The two clear pieces of evidence that this is a song poem record come from the fact that the performer is Rod Barton, a singer whose work shows up on several of the smaller song-poem labels, and the fact that the record came with sheet music of the song.

The song itself is titled "Heat (The Prospector's Song)", and here's that sheet music, followed by the track itself.

The flip side is not labeled in any way, and someone clearly didn't want it to be mistaken for the "hit" side, as that person has drawn several large marks across the playing surface in some sort of crayon, oil marker or something similar. I believe this is also Rod Barton, singing a cappella, although the title is not clear.


Stu Shea said...

God.

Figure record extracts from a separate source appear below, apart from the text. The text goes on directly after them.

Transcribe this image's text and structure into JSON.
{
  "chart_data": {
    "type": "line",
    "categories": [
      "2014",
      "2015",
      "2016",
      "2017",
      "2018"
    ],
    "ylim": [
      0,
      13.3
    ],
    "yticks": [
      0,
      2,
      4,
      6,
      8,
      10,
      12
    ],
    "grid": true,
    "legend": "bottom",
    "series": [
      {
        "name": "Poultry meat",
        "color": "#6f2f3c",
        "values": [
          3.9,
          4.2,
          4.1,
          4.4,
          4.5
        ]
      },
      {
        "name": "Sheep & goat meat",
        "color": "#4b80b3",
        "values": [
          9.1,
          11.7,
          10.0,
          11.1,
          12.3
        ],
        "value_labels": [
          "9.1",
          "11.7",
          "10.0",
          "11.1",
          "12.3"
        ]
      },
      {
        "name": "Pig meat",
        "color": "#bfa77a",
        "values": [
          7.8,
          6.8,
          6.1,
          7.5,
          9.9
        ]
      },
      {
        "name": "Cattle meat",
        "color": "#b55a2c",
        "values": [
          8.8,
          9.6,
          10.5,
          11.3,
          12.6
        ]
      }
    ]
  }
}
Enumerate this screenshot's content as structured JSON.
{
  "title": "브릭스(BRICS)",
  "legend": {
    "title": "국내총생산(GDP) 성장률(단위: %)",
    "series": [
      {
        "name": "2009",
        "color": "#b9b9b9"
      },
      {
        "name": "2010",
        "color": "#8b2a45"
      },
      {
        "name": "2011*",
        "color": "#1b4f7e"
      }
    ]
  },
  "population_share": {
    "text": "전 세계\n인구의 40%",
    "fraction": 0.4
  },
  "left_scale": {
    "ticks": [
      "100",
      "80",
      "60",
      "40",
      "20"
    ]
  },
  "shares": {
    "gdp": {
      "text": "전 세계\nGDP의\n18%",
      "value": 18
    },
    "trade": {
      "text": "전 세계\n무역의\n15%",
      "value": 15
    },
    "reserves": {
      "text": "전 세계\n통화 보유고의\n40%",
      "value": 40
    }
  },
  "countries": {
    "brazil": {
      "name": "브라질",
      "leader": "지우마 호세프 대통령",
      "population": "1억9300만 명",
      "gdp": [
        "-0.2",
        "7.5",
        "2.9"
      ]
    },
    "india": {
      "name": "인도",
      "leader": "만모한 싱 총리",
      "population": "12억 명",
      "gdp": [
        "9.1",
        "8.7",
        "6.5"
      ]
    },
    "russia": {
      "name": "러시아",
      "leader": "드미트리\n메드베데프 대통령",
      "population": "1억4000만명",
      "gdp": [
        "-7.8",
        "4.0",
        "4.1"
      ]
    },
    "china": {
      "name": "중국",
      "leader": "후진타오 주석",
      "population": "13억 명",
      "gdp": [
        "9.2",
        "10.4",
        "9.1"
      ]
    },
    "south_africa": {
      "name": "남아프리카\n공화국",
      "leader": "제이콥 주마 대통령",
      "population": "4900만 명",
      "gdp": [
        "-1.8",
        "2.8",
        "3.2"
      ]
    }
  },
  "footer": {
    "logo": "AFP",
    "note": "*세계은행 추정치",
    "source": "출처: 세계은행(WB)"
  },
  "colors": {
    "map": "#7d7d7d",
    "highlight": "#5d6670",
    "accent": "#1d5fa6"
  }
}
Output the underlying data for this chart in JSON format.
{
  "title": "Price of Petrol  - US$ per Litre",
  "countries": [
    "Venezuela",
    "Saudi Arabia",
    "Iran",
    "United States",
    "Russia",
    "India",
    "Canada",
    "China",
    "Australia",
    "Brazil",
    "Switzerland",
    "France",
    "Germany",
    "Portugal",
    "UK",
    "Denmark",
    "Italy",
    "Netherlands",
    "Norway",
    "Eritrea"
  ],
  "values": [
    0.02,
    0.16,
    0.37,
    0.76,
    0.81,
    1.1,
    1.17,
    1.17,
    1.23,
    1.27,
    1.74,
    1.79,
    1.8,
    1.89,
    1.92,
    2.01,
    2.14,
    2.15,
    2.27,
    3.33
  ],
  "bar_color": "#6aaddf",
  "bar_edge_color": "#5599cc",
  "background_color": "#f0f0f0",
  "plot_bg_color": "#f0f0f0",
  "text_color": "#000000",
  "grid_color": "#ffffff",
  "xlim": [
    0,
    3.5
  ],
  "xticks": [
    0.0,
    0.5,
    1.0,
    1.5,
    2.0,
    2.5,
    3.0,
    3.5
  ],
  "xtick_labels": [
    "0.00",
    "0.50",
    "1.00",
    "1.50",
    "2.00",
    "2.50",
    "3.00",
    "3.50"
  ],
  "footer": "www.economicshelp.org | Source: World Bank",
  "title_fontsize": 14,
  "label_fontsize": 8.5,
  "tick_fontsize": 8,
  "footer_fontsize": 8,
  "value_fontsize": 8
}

What the heck?!?! I don't think I've ever heard a cha-cha about prospecting before. And the delivery is right out of light opera!

KL from NYC said...

Try a few applications of WD-40 on the address label (just enough to saturate the sticker) with some time between to let it dry. The sticker should pop off the third or fourth time (unless they glued it on with mucilage or some other non-porous glue, like when people glue a store price sticker on the back of an LP and write the date they bought it -- I come across a lot of those, but I have no idea why they did things like that).

Or, if you want to keep the sticker intact, put WD-40 on it once. You should be able to read the label through the sticker.

WD-40 is great for restoring vinyl, but I don't know about acetate, so don't get it anywhere else. Use an applicator of some kind.

snarfdude said...

As one who has worked with acetates for years, DO NOT use WD 40 on acetates. I wouldn't even use it on vinyl.

If anything, kodak lens cleaner, or a similar product is safe for acetate. Too often what's safe for vinyl isn't safe for acetate. kodak lens cleaner can usually be found at photo supply stores. B&H photo/video online carries it.

as for the B side, it's likely it was marked through with a grease pencil or "china marker" as is more commonly called. which you can usually get at staples or a office supply store. I've come across many acetates which were written on in the middle like this instead of a paper label OR like you say, marked through the grooves to prevent from playing. kodak lens cleaner with repaeted applications can usually remove the marks to the point where you should be able to play it fine.

KL from NYC said...

It appears my comment was misread.

I only suggested to use some WD-40 directly on the address label because I've been able to remove even Avery file labels with it; I admitted that it might not be good for acetate.

As for vinyl records, I'm only one collector who has been using it to restore records with terrific results. WD-40 has a mineral oil base (no silicone) and works especially well on records with a high vinyl content. I've been using it for four years and the records have only improved in quality, including records that were previously "unplayable."